Arkamızda çöl arazi, onun yaldızlı bulutları ve esmer hurma dallarının hayalleri uzaklaşıyor. Yeniden çöl… Fakat gittikçe daha korkunç ve cesareti kaybettirecek derecede müthiş çukurlar, hendekler, uçurumlar; toprağı dalgalı görünen kamburlaşmış bir memleket; kırılmış ve yuvarlanan büyük taşlar memleketi ki orada ufak yollar yalnız iner çıkarlar, orada hayvanlarımız her adımda sendeliyor ve beyaz renkli olan bütün bu şey üzerine ayın tam beyaz ışığı düşüyor.
Bitti, derelerden ve yeşilliklerden gelen serinliğe benzer bir şey kalmadı; gece yarısı bile sakinleşmeyen yakıcı kuru sıcağa düşüyoruz.
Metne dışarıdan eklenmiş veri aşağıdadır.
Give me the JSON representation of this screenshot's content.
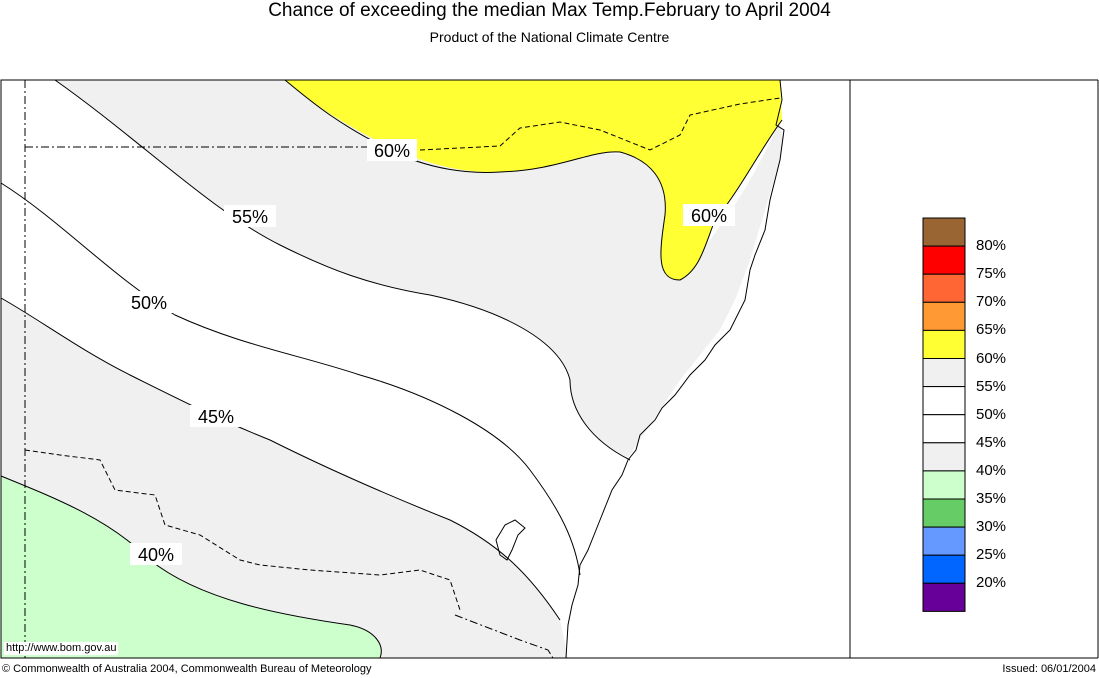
{
  "title": "Chance of exceeding the median Max Temp.February to April 2004",
  "subtitle": "Product of the National Climate Centre",
  "url": "http://www.bom.gov.au",
  "copyright": "© Commonwealth of Australia 2004, Commonwealth Bureau of Meteorology",
  "issued": "Issued: 06/01/2004",
  "contour_labels": [
    "60%",
    "60%",
    "55%",
    "50%",
    "45%",
    "40%"
  ],
  "legend": [
    {
      "label": "80%",
      "color": "#996633"
    },
    {
      "label": "75%",
      "color": "#ff0000"
    },
    {
      "label": "70%",
      "color": "#ff6633"
    },
    {
      "label": "65%",
      "color": "#ff9933"
    },
    {
      "label": "60%",
      "color": "#ffff33"
    },
    {
      "label": "55%",
      "color": "#f0f0f0"
    },
    {
      "label": "50%",
      "color": "#ffffff"
    },
    {
      "label": "45%",
      "color": "#ffffff"
    },
    {
      "label": "40%",
      "color": "#f0f0f0"
    },
    {
      "label": "35%",
      "color": "#ccffcc"
    },
    {
      "label": "30%",
      "color": "#66cc66"
    },
    {
      "label": "25%",
      "color": "#6699ff"
    },
    {
      "label": "20%",
      "color": "#0066ff"
    },
    {
      "label": "",
      "color": "#660099"
    }
  ]
}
Sinirlenen katırlarımız artık birbiri ardınca yürümüyorlar; bazıları kaçıyor, kayaların arkasında kayboluyor; diğerleri -ki arkada gecikmişlerdi- yalnız kalmaktan korkarak başa geçmek için koşmaya başlıyor ve geçerken yüklerde şiddetle bacaklarınıza çarpıp sizi yaralıyorlar.
Bununla beraber daima önümüzde duran müthiş Şeddi İran biz yaklaştıkça bütün teferruatıyla görünüyor, bize birbiri üzerinde birçok katlar arz ediyor, ilk katın temeline yakında erişeceğiz.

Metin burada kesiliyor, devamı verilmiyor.